As a team leader, if anything is unclear to you, it is very unclear to others. Comment/Ask in the HackMD or speak up and ask!

Top issues new instructors face

../_images/s10-kickstart-prompt-log.png

An example of a beautiful screenshare. Note the portrait orientation (you have half the screen free for notes and HackMD, learners have half the screen free to do their own work). The terminal is dark-on-light, a minimal prompt, no other fancy shell distractions, there is a shell history visible, and slightly distinct colors between the web browser and the terminal.

  • Breaks are not negotiable, minimum 10 minutes.

  • Breakout sessions too short. Make them as long as possible, don’t expect to come back for new intro, then go back.

  • People will accomplish less than you expect. Expect learners to be 5 times slower than you, at best!

  • All the other tools and stuff will go wrong. Try to not bring in a dependency when you don’t need it.

  • Trying to accomplish too much: it’s OK to cut out and adapt to the audience. Have a reserve session at the end you prepare, but are ready to skip.

  • Not clearly separating (in the learner’s mind, by meta-talk), the differences between demo, type-along, and exercise/exercise-prep.
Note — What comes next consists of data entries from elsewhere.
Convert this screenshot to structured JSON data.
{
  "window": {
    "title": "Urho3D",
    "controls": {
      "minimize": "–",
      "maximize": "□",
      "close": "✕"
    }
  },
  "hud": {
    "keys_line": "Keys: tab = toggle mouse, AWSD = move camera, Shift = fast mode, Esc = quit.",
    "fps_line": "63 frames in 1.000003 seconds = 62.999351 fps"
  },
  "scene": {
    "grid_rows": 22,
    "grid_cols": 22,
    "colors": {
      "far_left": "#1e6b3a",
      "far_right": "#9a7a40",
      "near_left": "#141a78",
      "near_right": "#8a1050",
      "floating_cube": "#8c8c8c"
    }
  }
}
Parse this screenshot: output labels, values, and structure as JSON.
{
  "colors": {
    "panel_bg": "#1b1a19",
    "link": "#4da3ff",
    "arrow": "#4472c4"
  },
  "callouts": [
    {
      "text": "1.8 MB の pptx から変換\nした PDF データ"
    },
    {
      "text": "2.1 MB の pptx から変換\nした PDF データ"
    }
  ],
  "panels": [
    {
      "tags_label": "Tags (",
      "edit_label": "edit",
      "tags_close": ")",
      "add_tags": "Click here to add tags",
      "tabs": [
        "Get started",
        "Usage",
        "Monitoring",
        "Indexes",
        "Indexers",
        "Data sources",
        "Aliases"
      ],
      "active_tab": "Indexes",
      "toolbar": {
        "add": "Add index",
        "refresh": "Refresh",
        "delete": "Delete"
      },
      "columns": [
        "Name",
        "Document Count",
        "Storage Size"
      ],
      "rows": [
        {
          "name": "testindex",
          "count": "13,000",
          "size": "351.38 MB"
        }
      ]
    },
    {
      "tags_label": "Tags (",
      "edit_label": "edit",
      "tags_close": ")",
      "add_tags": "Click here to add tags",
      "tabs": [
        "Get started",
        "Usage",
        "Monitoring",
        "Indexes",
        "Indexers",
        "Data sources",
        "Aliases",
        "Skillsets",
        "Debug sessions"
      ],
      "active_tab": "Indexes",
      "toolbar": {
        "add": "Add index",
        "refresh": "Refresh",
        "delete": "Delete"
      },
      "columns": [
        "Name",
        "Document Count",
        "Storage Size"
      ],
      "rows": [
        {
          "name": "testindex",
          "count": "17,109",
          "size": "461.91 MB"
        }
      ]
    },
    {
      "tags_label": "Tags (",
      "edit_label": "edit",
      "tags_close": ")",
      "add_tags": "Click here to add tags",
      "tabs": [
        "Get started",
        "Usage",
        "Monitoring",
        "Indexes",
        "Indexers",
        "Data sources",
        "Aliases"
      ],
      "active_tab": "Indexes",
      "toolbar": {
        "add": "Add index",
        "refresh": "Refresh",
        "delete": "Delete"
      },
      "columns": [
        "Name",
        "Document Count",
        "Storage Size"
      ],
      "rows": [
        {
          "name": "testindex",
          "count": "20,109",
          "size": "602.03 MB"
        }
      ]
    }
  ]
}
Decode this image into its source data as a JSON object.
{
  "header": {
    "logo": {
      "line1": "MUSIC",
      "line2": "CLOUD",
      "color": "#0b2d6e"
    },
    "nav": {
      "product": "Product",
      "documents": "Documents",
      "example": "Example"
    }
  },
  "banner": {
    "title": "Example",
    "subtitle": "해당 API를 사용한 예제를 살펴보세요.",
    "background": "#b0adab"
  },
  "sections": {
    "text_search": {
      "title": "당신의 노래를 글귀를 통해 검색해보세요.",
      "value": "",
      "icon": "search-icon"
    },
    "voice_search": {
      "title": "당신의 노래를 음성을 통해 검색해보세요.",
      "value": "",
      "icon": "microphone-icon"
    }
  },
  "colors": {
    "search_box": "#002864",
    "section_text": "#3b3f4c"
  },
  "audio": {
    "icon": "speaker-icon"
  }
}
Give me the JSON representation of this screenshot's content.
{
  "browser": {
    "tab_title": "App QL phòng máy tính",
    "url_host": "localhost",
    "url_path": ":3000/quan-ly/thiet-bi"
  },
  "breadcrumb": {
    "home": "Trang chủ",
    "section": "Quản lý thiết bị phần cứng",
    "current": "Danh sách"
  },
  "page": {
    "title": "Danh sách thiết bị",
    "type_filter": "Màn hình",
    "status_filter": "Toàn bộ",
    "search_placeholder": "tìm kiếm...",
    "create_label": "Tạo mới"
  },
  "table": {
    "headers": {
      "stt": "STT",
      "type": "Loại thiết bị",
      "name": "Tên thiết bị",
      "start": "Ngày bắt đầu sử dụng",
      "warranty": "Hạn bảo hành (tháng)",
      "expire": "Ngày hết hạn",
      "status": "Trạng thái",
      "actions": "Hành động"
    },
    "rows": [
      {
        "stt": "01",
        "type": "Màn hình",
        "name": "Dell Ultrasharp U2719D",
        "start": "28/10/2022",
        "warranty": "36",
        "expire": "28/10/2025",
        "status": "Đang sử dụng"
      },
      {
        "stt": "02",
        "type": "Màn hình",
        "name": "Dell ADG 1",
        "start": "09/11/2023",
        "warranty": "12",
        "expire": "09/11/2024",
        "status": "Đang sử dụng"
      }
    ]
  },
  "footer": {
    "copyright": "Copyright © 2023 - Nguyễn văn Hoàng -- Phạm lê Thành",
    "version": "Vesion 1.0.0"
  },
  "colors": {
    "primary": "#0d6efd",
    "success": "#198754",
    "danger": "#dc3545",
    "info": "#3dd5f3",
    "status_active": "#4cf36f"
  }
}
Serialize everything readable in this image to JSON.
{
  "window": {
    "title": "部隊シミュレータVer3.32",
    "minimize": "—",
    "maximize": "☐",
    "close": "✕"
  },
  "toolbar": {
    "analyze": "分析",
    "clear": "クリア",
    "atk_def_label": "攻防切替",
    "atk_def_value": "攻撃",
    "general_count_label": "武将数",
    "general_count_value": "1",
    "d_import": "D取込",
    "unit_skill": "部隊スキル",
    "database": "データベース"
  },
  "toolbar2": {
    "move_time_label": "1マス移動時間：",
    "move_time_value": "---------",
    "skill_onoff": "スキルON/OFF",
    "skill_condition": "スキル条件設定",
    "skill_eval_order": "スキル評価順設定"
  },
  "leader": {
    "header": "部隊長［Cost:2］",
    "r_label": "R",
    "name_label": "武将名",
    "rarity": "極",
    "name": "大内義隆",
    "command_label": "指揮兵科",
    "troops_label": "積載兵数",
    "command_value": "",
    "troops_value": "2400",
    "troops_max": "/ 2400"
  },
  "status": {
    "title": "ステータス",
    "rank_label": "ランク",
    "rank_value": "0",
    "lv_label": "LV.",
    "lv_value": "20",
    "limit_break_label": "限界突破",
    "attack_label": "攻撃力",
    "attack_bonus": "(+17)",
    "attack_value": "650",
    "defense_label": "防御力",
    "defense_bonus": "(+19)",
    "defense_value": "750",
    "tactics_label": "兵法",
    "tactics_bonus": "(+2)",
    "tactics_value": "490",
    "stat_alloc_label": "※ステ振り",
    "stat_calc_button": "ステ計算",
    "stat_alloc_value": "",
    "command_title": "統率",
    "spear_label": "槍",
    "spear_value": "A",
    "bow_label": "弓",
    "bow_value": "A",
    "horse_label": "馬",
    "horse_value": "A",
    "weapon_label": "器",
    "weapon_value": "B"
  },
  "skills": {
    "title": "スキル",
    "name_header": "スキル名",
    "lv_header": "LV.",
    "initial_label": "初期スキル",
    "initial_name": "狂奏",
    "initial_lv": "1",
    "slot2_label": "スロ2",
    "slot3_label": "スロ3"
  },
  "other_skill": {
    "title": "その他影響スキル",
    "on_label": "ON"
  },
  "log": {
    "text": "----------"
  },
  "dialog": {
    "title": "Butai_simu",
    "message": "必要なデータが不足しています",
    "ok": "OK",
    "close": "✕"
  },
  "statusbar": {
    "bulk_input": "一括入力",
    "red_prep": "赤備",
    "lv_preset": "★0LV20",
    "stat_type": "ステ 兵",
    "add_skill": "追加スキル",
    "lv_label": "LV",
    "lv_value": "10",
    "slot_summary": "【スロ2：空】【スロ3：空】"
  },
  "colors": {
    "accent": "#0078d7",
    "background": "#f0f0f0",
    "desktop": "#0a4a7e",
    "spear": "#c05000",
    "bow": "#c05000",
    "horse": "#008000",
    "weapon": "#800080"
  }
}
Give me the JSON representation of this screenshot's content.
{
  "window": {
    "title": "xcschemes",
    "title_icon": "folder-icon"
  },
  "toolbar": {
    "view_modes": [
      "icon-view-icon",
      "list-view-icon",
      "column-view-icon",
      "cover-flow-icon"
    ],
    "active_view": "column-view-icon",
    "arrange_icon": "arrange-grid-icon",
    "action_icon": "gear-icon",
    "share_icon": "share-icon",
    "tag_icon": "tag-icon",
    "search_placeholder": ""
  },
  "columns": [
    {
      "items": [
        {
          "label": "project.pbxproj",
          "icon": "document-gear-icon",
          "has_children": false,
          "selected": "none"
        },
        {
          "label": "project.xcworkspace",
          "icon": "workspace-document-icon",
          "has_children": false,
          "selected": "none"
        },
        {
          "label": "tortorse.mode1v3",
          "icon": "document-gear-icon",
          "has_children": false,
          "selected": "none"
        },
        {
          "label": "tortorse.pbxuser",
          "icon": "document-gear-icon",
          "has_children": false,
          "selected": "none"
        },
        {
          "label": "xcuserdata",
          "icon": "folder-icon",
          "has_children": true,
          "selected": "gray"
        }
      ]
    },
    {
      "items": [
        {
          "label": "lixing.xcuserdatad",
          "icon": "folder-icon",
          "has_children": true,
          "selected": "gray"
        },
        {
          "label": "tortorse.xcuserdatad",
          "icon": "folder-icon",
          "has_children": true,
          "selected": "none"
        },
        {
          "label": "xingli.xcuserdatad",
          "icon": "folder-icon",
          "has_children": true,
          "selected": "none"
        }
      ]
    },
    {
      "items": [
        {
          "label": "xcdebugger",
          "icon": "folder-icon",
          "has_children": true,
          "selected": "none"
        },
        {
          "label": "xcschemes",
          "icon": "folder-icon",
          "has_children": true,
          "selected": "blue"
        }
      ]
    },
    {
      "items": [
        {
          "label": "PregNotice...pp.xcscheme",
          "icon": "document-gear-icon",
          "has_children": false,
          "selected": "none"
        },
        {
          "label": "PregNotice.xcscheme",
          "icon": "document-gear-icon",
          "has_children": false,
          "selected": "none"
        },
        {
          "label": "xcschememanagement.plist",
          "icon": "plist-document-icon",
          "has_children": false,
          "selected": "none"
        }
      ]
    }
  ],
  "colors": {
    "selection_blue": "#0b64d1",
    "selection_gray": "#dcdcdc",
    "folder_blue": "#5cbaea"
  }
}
    • Demo and type-along are hard to do at the same time: they are very different types of focus

    • Type-along and exercise of the same thing are not good to combine, leads to duplication

  • Explaining how, but not why.

  • Running out of time to making your environment match the learner’s.

  • Running out of time to set up good screen sharing practices (terminal history, portion of screen, remote history) in advance.

  • Assuming learners remember what they have already learned, or know the prerequisites. Or have stuff installed and configured.

  • Not managing expectations: learners think that you will accomplish everything, and feel sad when you don’t. Instead, say explicitly what everyone should follow along, what you might want to watch, what is only a demo.

  • Following the lesson as written at all costs.

For livestream courses:

  • Worrying too much (forgetting that there is a co-teacher and break time where you can discuss and plan your next step).

  • Speaking like learners should be able to speak up with voice, instead of “answer in HackMD or discuss within your groups.”

  • Forgetting to save time for Q&A: there is more Q&A because of HackMD. You might take a few minutes to screenshare HackMD and after each exercise session, after each break, after each episode, and at the end of each day.

  • “Stop screenshare” instead of letting the other person start and take it from you. Or, the broadcaster switching the scene. Never do “stop screenshare”.

  • Forgetting to screenshare the HackMD during Q&A time (this is the most important way learners know it is active, and thus feel a connection to the course).

  • Forgetting there are multiple ways to attend: not everyone is in a breakout room, not everyone has helpers nearby. Instead, use phrasing such as “for those of you in breakout rooms, go there now. Everyone, remember to ask any questions in the HackMD, even if you are alone.”

  • Planning to do a demo during team breakout sessions (teams will still hear your voice, if they mute the stream it’s hard to bring them back).

  • Sharing a fullscreen, not the 840x1080 portrait layout.

  • Showing non-creative-commons material on the stream.